Carrot Halwa is a popular dessert of Punjab in India and also in Pakistan. Served as a dessert in all Indian Festivals especially Diwali, Holi and Eid and Raksh Bandan. Gajjar ka Halwa has introduced in Mughal period. Carrot Halwa prepared with the combination of milk and carrots named as Milk Flavoured Gajar Ka Halwa. Same halwa prepared with Cream/ Mava (Khoya) is described as Mava flavoured carrot Halwa.
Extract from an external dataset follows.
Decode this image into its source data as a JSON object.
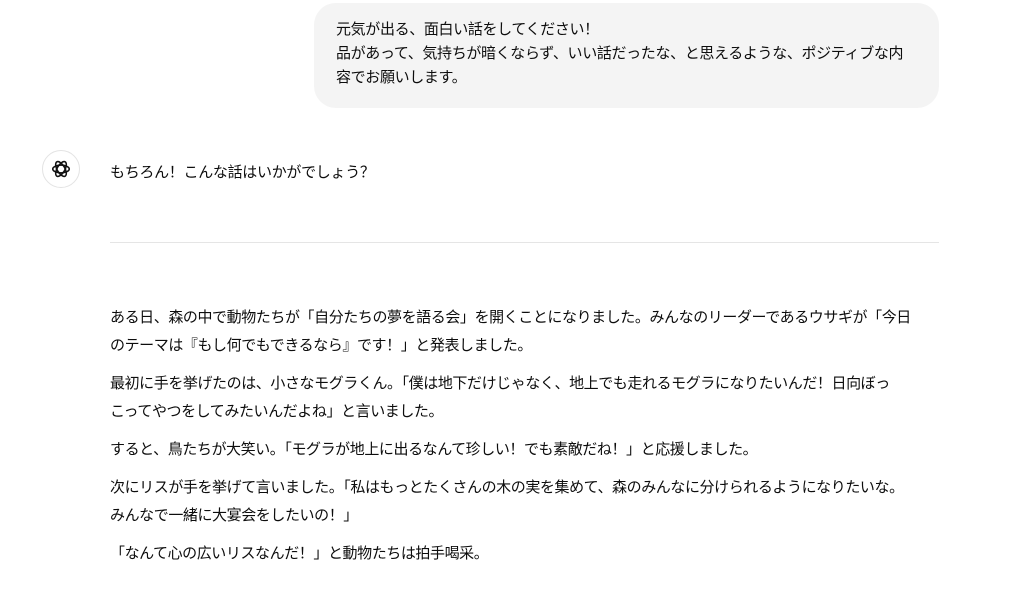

Easy to prepare dessert in minutes with the ingredients already available in your pantry. Kids too love this dessert as it is tasty and also colourful. Perfect for all festive occasions.

Gajar Ka Halwa

Preparation Time:10 minutes
Cooking Time: 30 minutes
Cuisine: North Indian
Serves- 5-6

Carrot, grated- 5 nos (or) 500 grams
Milk- 4 cups (1 liter)
Ghee- 2 tablespoons
Sugar- 1/2 cup to 3/4 cup (use according to your taste)
Cardamom powder- 3 pods
Cashew nuts- 10 nos
Raisins- 10 nos
Saffron / Tandoori orange colour- pinch (optional)
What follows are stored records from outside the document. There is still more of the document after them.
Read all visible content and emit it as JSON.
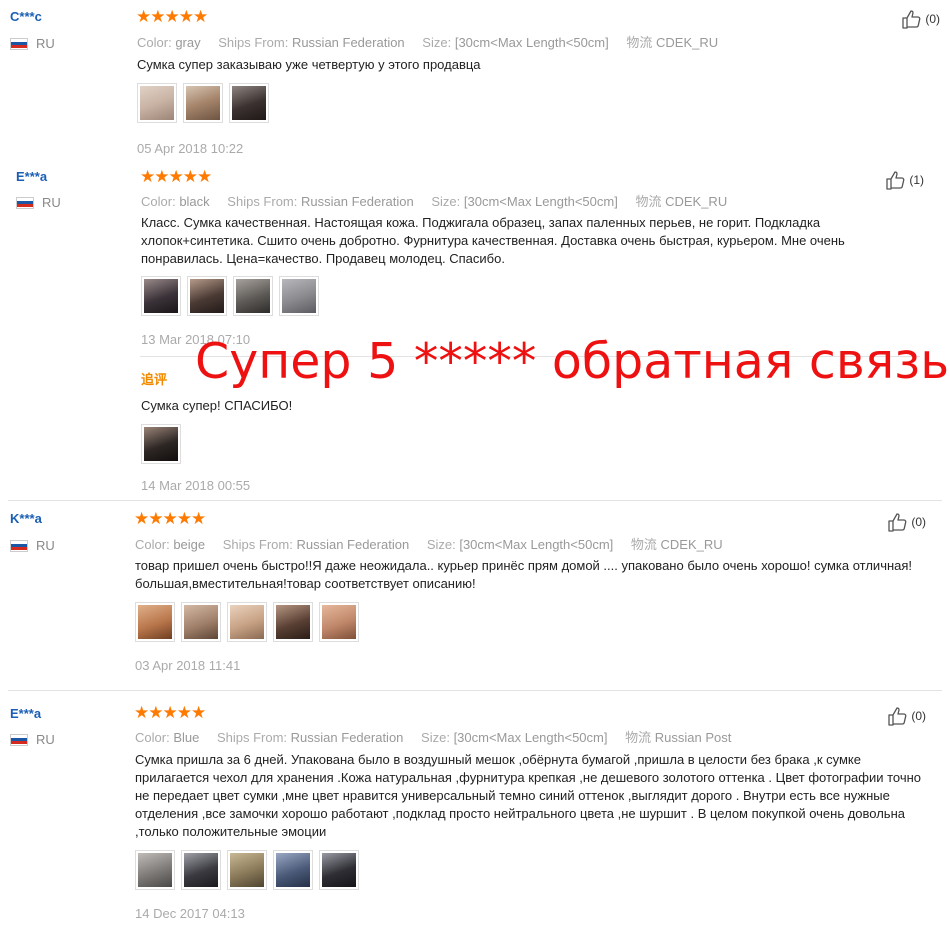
{
  "overlay_text": "Супер 5 ***** обратная связь",
  "reviews": [
    {
      "user": "C***c",
      "country": "RU",
      "stars": "★★★★★",
      "color_label": "Color:",
      "color": "gray",
      "ships_label": "Ships From:",
      "ships": "Russian Federation",
      "size_label": "Size:",
      "size": "[30cm<Max Length<50cm]",
      "logistics_label": "物流",
      "logistics": "CDEK_RU",
      "text": "Сумка супер заказываю уже четвертую у этого продавца",
      "date": "05 Apr 2018 10:22",
      "likes": "(0)",
      "photos": [
        "#c9b3a4",
        "#a5846a",
        "#3b3130"
      ]
    },
    {
      "user": "E***a",
      "country": "RU",
      "stars": "★★★★★",
      "color_label": "Color:",
      "color": "black",
      "ships_label": "Ships From:",
      "ships": "Russian Federation",
      "size_label": "Size:",
      "size": "[30cm<Max Length<50cm]",
      "logistics_label": "物流",
      "logistics": "CDEK_RU",
      "text": "Класс. Сумка качественная. Настоящая кожа. Поджигала образец, запах паленных перьев, не горит. Подкладка хлопок+синтетика. Сшито очень добротно. Фурнитура качественная. Доставка очень быстрая, курьером. Мне очень понравилась. Цена=качество. Продавец молодец. Спасибо.",
      "date": "13 Mar 2018 07:10",
      "likes": "(1)",
      "photos": [
        "#3a3238",
        "#4a3a34",
        "#5d5a57",
        "#8a8a8e"
      ],
      "followup": {
        "label": "追评",
        "text": "Сумка супер! СПАСИБО!",
        "date": "14 Mar 2018 00:55",
        "photos": [
          "#2c2624"
        ]
      }
    },
    {
      "user": "K***a",
      "country": "RU",
      "stars": "★★★★★",
      "color_label": "Color:",
      "color": "beige",
      "ships_label": "Ships From:",
      "ships": "Russian Federation",
      "size_label": "Size:",
      "size": "[30cm<Max Length<50cm]",
      "logistics_label": "物流",
      "logistics": "CDEK_RU",
      "text": "товар пришел очень быстро!!Я даже неожидала.. курьер принёс прям домой .... упаковано было очень хорошо! сумка отличная! большая,вместительная!товар соответствует описанию!",
      "date": "03 Apr 2018 11:41",
      "likes": "(0)",
      "photos": [
        "#b9764b",
        "#a0806a",
        "#c7a184",
        "#5a4034",
        "#c0876a"
      ]
    },
    {
      "user": "E***a",
      "country": "RU",
      "stars": "★★★★★",
      "color_label": "Color:",
      "color": "Blue",
      "ships_label": "Ships From:",
      "ships": "Russian Federation",
      "size_label": "Size:",
      "size": "[30cm<Max Length<50cm]",
      "logistics_label": "物流",
      "logistics": "Russian Post",
      "text": "Сумка пришла за 6 дней. Упакована было в воздушный мешок ,обёрнута бумагой ,пришла в целости без брака ,к сумке прилагается чехол для хранения .Кожа натуральная ,фурнитура крепкая ,не дешевого золотого оттенка . Цвет фотографии точно не передает цвет сумки ,мне цвет нравится универсальный темно синий оттенок ,выглядит дорого . Внутри есть все нужные отделения ,все замочки хорошо работают ,подклад просто нейтрального цвета ,не шуршит . В целом покупкой очень довольна ,только положительные эмоции",
      "date": "14 Dec 2017 04:13",
      "likes": "(0)",
      "photos": [
        "#7d7a78",
        "#3a3a40",
        "#8a7a5a",
        "#4a5a78",
        "#2e2e34"
      ]
    }
  ]
}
  • Wash and peel the carrots; Grate them and set aside.
  • In a pan add milk and cook till it reduces approximately half on medium flame by continuous stirring.
  • Add the grated carrots and cook in milk till soft.
  • Add a tablespoon of ghee and sugar cook the carrots till soft and the moisture almost evaporates.
  • Add the sugar, food colour few drops and cardamom powder and mix well.
  • When the moisture almost totally evaporates add a tablespoon of ghee and cashews and raisins and mix well. It does not tastes similar to other halwa but it tastes similar to palkova/peda.
  • Transfer the halwa inside a pan slightly coated with ghee.
  • Flatten the surface with a backside of the spoon dipped in ghee.
  • Cut in to pieces with knife.
  • Chill the slices inside the fridge and remove the slices from tray and serve chilled.
  • Can be served hot or chilled.
  • Notes: Saute the carrots in ghee and cook them in condensed milk and add nuts and raisins is another super easy method and it saves time.